Given this street-level address, it is possible to now run a reverse address search to see what other companies are registered at the same location. For this, use the Search Companies at this Address [OpenCorporates] Transform on the Location Entity.
In the example case, quite a few more Wirecard legal entities are found to be registered at the same address, which is expected given that the starting point of this investigation was Wirecard’s main “headquarters” legal entity.
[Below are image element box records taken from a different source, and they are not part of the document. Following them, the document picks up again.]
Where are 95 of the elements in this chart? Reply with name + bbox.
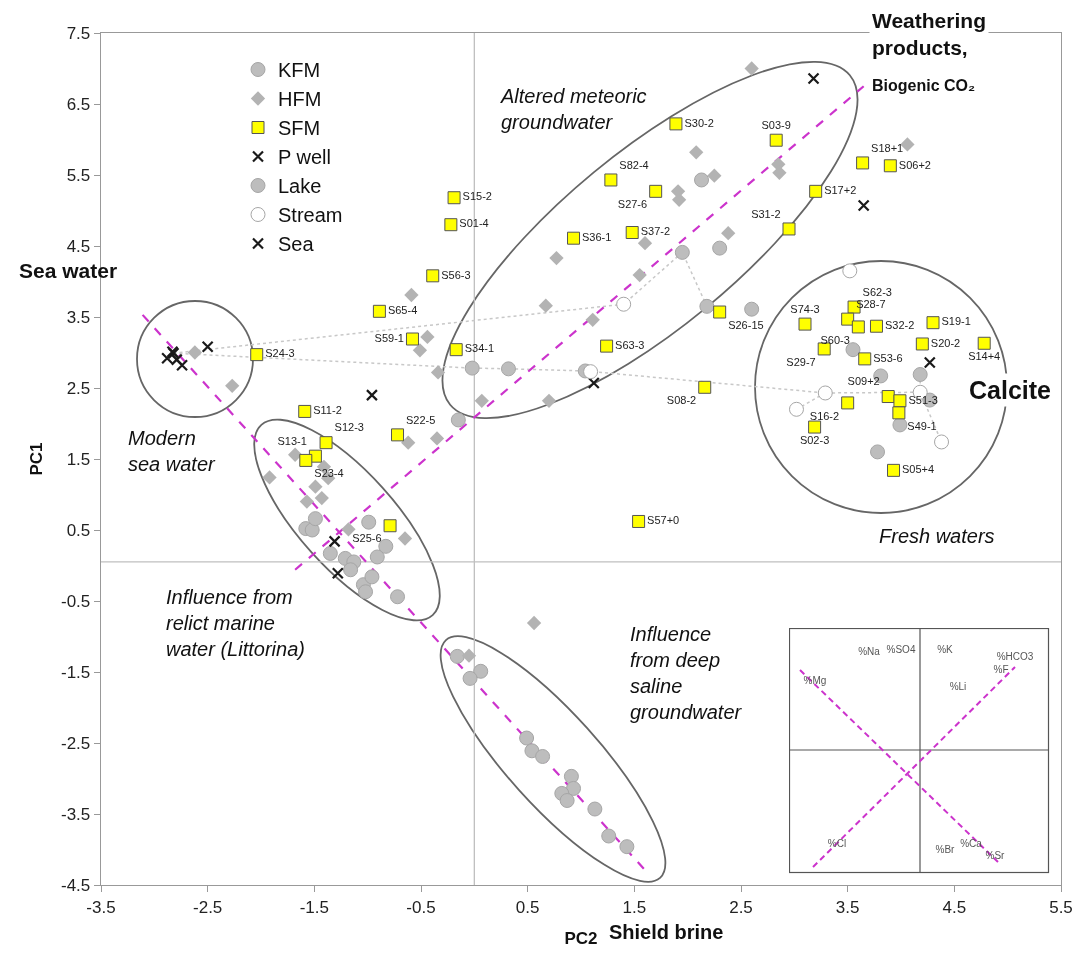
annotation: Fresh waters — [879, 525, 995, 547]
data-label: S59-1 — [374, 331, 404, 344]
data-label: S02-3 — [799, 433, 830, 446]
annotation: %SO4 — [886, 644, 916, 655]
y-tick-label: -4.5 — [61, 875, 91, 895]
x-tick-label: 2.5 — [729, 897, 753, 917]
x-tick-label: 4.5 — [942, 897, 967, 917]
data-label: S08-2 — [666, 394, 697, 407]
y-tick-label: -3.5 — [61, 804, 91, 824]
annotation: %Mg — [803, 675, 827, 686]
data-label: S24-3 — [265, 347, 295, 360]
data-label: S14+4 — [968, 350, 1001, 363]
y-axis-title: PC1 — [26, 442, 46, 476]
legend-label: Stream — [278, 204, 343, 227]
data-label: S56-3 — [441, 268, 471, 281]
y-tick-label: 4.5 — [66, 236, 91, 256]
legend-label: Sea — [278, 233, 315, 256]
data-label: S11-2 — [313, 404, 342, 417]
data-label: S63-3 — [615, 338, 645, 351]
annotation: Altered meteoric groundwater — [500, 85, 647, 133]
x-tick-label: -2.5 — [193, 897, 223, 917]
y-tick-label: -1.5 — [61, 662, 91, 682]
x-tick-label: 3.5 — [835, 897, 860, 917]
annotation: Influence from deep saline groundwater — [630, 623, 743, 723]
y-tick-label: -2.5 — [61, 733, 91, 753]
data-label: S09+2 — [847, 375, 880, 388]
data-label: S34-1 — [464, 342, 495, 355]
annotation: %Ca — [960, 838, 983, 849]
data-label: S15-2 — [462, 190, 492, 203]
annotation: Calcite — [969, 376, 1052, 404]
data-label: S16-2 — [809, 409, 840, 422]
annotation: %Br — [935, 844, 956, 855]
annotation: Modern sea water — [128, 427, 217, 475]
y-tick-label: 5.5 — [66, 165, 91, 185]
x-tick-label: 0.5 — [515, 897, 540, 917]
data-label: S30-2 — [684, 116, 714, 129]
y-tick-label: 7.5 — [66, 23, 91, 43]
annotation: %HCO3 — [996, 651, 1034, 662]
data-label: S06+2 — [898, 158, 931, 171]
y-tick-label: 6.5 — [66, 94, 91, 114]
x-tick-label: -0.5 — [406, 897, 436, 917]
data-label: S36-1 — [582, 230, 612, 243]
data-label: S53-6 — [873, 351, 903, 364]
legend-label: SFM — [278, 117, 321, 140]
y-tick-label: 0.5 — [66, 520, 91, 540]
annotation: %F — [993, 664, 1009, 675]
data-label: S01-4 — [459, 217, 489, 230]
annotation: %Sr — [985, 850, 1006, 861]
text: Shield brine — [609, 921, 724, 943]
legend-label: KFM — [278, 59, 321, 82]
data-label: S05+4 — [902, 463, 935, 476]
data-label: S37-2 — [640, 225, 671, 238]
data-label: S32-2 — [884, 318, 915, 331]
data-label: S17+2 — [824, 184, 857, 197]
data-label: S18+1 — [871, 141, 904, 154]
annotation: Influence from relict marine water (Littorina) — [166, 586, 305, 660]
y-tick-label: 2.5 — [66, 378, 91, 398]
data-label: S57+0 — [647, 514, 680, 527]
annotation: %Cl — [827, 838, 847, 849]
data-label: S19-1 — [941, 315, 971, 328]
annotation: Sea water — [19, 259, 118, 282]
data-label: S31-2 — [751, 207, 781, 220]
x-axis-title: PC2 — [564, 928, 598, 948]
y-tick-label: 3.5 — [66, 307, 91, 327]
x-tick-label: -1.5 — [299, 897, 329, 917]
data-label: S25-6 — [352, 532, 382, 545]
legend-label: HFM — [278, 88, 322, 111]
data-label: S51-3 — [908, 393, 938, 406]
data-label: S13-1 — [277, 434, 307, 447]
data-label: S26-15 — [728, 318, 764, 331]
data-label: S60-3 — [820, 333, 850, 346]
data-label: S49-1 — [907, 419, 937, 432]
data-label: S12-3 — [334, 421, 364, 434]
data-label: S20-2 — [930, 336, 961, 349]
legend-label: P well — [278, 146, 331, 169]
y-tick-label: 1.5 — [66, 449, 91, 469]
x-tick-label: 1.5 — [622, 897, 647, 917]
data-label: S29-7 — [786, 355, 816, 368]
annotation: Weathering products, — [872, 9, 986, 60]
annotation: Biogenic CO₂ — [872, 77, 976, 94]
annotation: %Na — [858, 646, 881, 657]
data-label: S74-3 — [790, 302, 820, 315]
data-label: S82-4 — [619, 158, 649, 171]
data-label: S65-4 — [387, 304, 418, 317]
annotation: %Li — [949, 681, 967, 692]
data-label: S27-6 — [617, 198, 648, 211]
data-label: S62-3 — [862, 285, 892, 298]
y-tick-label: -0.5 — [61, 591, 91, 611]
x-tick-label: 5.5 — [1049, 897, 1073, 917]
data-label: S22-5 — [406, 413, 436, 426]
x-tick-label: -3.5 — [86, 897, 116, 917]
data-label: S03-9 — [761, 118, 791, 131]
legend-label: Lake — [278, 175, 322, 198]
annotation: %K — [937, 644, 954, 655]
data-label: S23-4 — [314, 467, 344, 480]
Finding and Mapping Officers of Companies 🔗︎
Some of the returned results do not share any obvious affiliation with Wirecard based on their name alone. To pick an example, one of these companies is “PAYShield Services GmbH”. It’s possible to investigate further connections between this company and “Wirecard AG” by inspecting the registered officers of each respective company. Switching back to block layout, running the To Officers [OpenCorporates] Transform on both companies yields the following result:
There are a few duplicated names here, however none of the Entities were automatically merged. With respect to Maltego, this is unfortunately a built-in limitation of the way data is represented in OpenCorporates. Each officer of a company has a different OpenCorporates ID, and no disambiguation is made to determine whether an officer is the same person as an officer in another company, so they are assumed to be different people in every case, to be safe.
While this is a slightly inconvenient limitation, it is relatively easily to get around by manually merging OpenCorporates Officer Entities who can, with reasonably certainty, be assumed to be the same person. This results in the following graph:
Finding Other (Possibly) Connected Companies to an Officer 🔗︎
Finally, we want to present a practical workflow that results from the limitation described above. Since officers are not merged in OpenCorporates, a bit of extra work is required to more fully map the network of companies a given person may be involved in. The basic sequence of steps to follow is:
- Start with the Person or OpenCorporates Officer of interest
- Run the Search Officers [OpenCorporates] Transform
- For all relevant results, run the To Company [OpenCorporates] Transform
- Merge the previously returned OpenCorporates Officer Entities to clean up the graph again
Continuing the above example, this process looks as follows. First, a search for officers is run:
Next, each result is pivoted to the associated company:
Finally, after the companies are returned, the duplicate officers are merged:
This results in the structure we set out to visualize.
Start Your Own OpenCorporates Investigation in Maltego! 🔗︎
We hope you enjoyed this brief walkthrough of using OpenCorporates in Maltego and that you find these new Transforms to be a useful addition to your OSINT toolbox. We’re excited to see what investigations you’ll find these helpful for!